Apparently the VMFS partition table was destroyed, this can be caused by windows writing a signature to the disk.
We don;t have any windows hosts attached to the lun, so that is very weird, but i can imagine it went wrong druing the 3.0.1 upgrade.
Anyhow, they solved it using fdisk, and advised to not try this at home, allways cal support.
Hi,
I have the same problem. I lost a Lun on ESX.

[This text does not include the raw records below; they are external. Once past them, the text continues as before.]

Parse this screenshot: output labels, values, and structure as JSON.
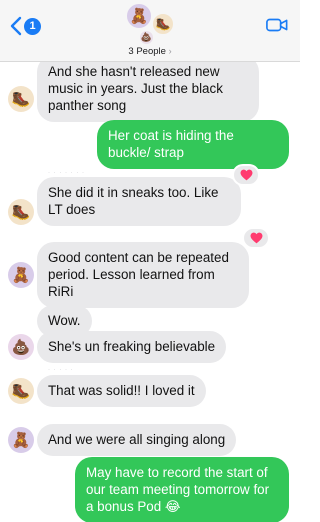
{
  "header": {
    "back_badge": "1",
    "participants_label": "3 People",
    "chevron_glyph": "›",
    "avatars": [
      "🧸",
      "🥾",
      "💩"
    ]
  },
  "messages": [
    {
      "direction": "in",
      "avatar": "🥾",
      "text": "And she hasn't released new music in years. Just the black panther song"
    },
    {
      "direction": "out",
      "text": "Her coat is hiding the buckle/ strap"
    },
    {
      "direction": "in",
      "avatar": "🥾",
      "text": "She did it in sneaks too. Like LT does",
      "tapback": "heart"
    },
    {
      "direction": "in",
      "avatar": "🧸",
      "text": "Good content can be repeated period. Lesson learned from RiRi",
      "tapback": "heart"
    },
    {
      "direction": "in",
      "text": "Wow."
    },
    {
      "direction": "in",
      "avatar": "💩",
      "text": "She's un freaking believable"
    },
    {
      "direction": "in",
      "avatar": "🥾",
      "text": "That was solid!! I loved it"
    },
    {
      "direction": "in",
      "avatar": "🧸",
      "text": "And we were all singing along"
    },
    {
      "direction": "out",
      "text": "May have to record the start of our team meeting tomorrow for a bonus Pod 😂"
    }
  ],
  "colors": {
    "incoming_bubble": "#e9e9eb",
    "outgoing_bubble": "#33c759",
    "accent": "#1a7cf5",
    "tapback_heart": "#ff3b6f"
  },
  "icons": {
    "back": "chevron-left-icon",
    "video": "video-camera-icon",
    "tapback": "heart-icon"
  }
}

Can you please post the instructions here, or mail me the instructions to **jagroep71*at*hotmail.com**
Please leave out the asterixes in the email address.
Thanks,
Jagroep
Hi , Is it possible to get this document also? Our test environment faced this yesterday.
kim
Hi can you please send me the document? My e-mail address is afokkema \{at} gmail dot com
wouldnt it be easier if Vmware are reading for them to post as a KB!
Same problem here, still no commands published by anyone?
I fixed it by holding my breath and using fdisk .. i'd have to dig up the commands in the office. (home sick with flu at the mo).
Thanx, I've already contacted VMware support... did some fancy trick's with fdisk but unfortunately the LUN was really damaged and fdisk couldn't same me no more
We had the same issue after reinstalling a host.
VMware support helped me to fix the lost partition table information using fdisk. The root cause was the san cable which was plugged in while unattend setup of esx. The esx host does not care about existing VMFS volumes and destroys the tables. By VMware this is fixed in 3.02
If anyone likes I can post the required "dangerous" commands to use fdisk in this case of horror.
Regards
Michael
please post those commands just for reference...
thanks.
I've the same problems here with three 3.0.1 servers. Two still operate on the LUNs, but one cant get access to the vmfs3 LUN, so the filesytem can't be destroyed, but corrupted. Any chance on getting hands on the fdisk parameters for fixing this?
Regarding to the comment, that it should be fixed in 3.0.2 ... well i tried to reinstall one of the four servers with 3.0.2 and still no access to the LUN. I read it could have caused by the fibre cable ?!